Il ruolo, i sommersi e i salvati

Ancora non mi sembra vero che quest’anno non invierò MAD in nessuna scuola, una pratica che era diventata appuntamento fisso di fine estate: saltavo di netto dalla metà di agosto a quella di settembre, 15-20 giorni che praticamente sparivano in un gesto meccanico reiterato dalla mattina alla sera.

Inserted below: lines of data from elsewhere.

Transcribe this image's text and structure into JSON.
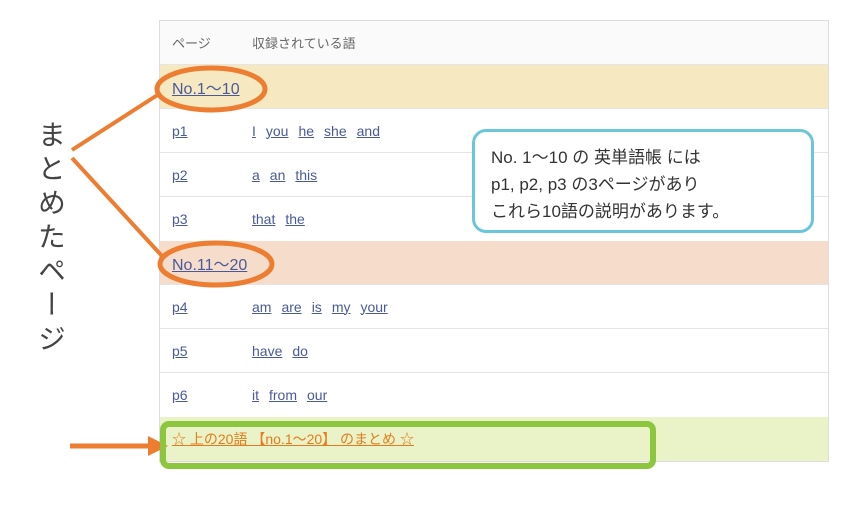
{
  "vertical_label": "まとめたページ",
  "header": {
    "col_page": "ページ",
    "col_words": "収録されている語"
  },
  "section1": {
    "link": "No.1～10"
  },
  "rows1": [
    {
      "page": "p1",
      "words": [
        "I",
        "you",
        "he",
        "she",
        "and"
      ]
    },
    {
      "page": "p2",
      "words": [
        "a",
        "an",
        "this"
      ]
    },
    {
      "page": "p3",
      "words": [
        "that",
        "the"
      ]
    }
  ],
  "section2": {
    "link": "No.11～20"
  },
  "rows2": [
    {
      "page": "p4",
      "words": [
        "am",
        "are",
        "is",
        "my",
        "your"
      ]
    },
    {
      "page": "p5",
      "words": [
        "have",
        "do"
      ]
    },
    {
      "page": "p6",
      "words": [
        "it",
        "from",
        "our"
      ]
    }
  ],
  "summary": {
    "star": "☆",
    "text": "上の20語 【no.1～20】 のまとめ"
  },
  "balloon": {
    "line1": "No. 1～10 の 英単語帳 には",
    "line2": "p1, p2, p3 の3ページがあり",
    "line3": "これら10語の説明があります。"
  }
}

Il punto comunque è che essere diventato di ruolo non sposta di una virgola l’opinione critica che ho verso il sistema scolastico, e in particolare verso le umiliazioni cui è sottoposto chi ci lavora (cerca di). Anzi l’essere da questa parte mi permette anche di sedare meglio il rischio di vittimismo e di mettere più oggettivamente a fuoco la miseria in cui è ridotta, da ogni lato, la macchina italiana chiamata istruzione. L’errore più grave, anzi, l’azione più ripugnante è quella di “salvarsi”, passare dall’altro lato e diventare difensori di categoria: viva gli insegnanti, viva la scuola, viva il lavoro. No. La civiltà in cui viviamo se ne fotte della strutturazione del pensiero e della coscienza che gli uomini devono acquisire per affrancarsi dalla schiavitù legittimata in cui sono costretti. Se diventiamo tifosi del nostro ombrello allora perdiamo, diventiamo protettori di un privilegio, classe scomposta in interessi particolari.

Allo stesso modo anche il senso di colpa per l’aver acquisito qualcosa che ai tuoi compagni non è spettato è un rischio. Questo è esattamente il ricatto che ci tiene per fame: la frustrazione di non arrivare contro la sindrome dell’impostore di essere arrivati. Quando dico che il precariato non è una condizione professionale, ma lo status antropologico della mia generazione non intendo altro che questo: presi alla gola da una gara tra sommersi e salvati. Lavoriamo dentro la scuola per fare che le persone, studenti e lavoratori, si riprendano se stesse. Anche contro la scuola, se necessario.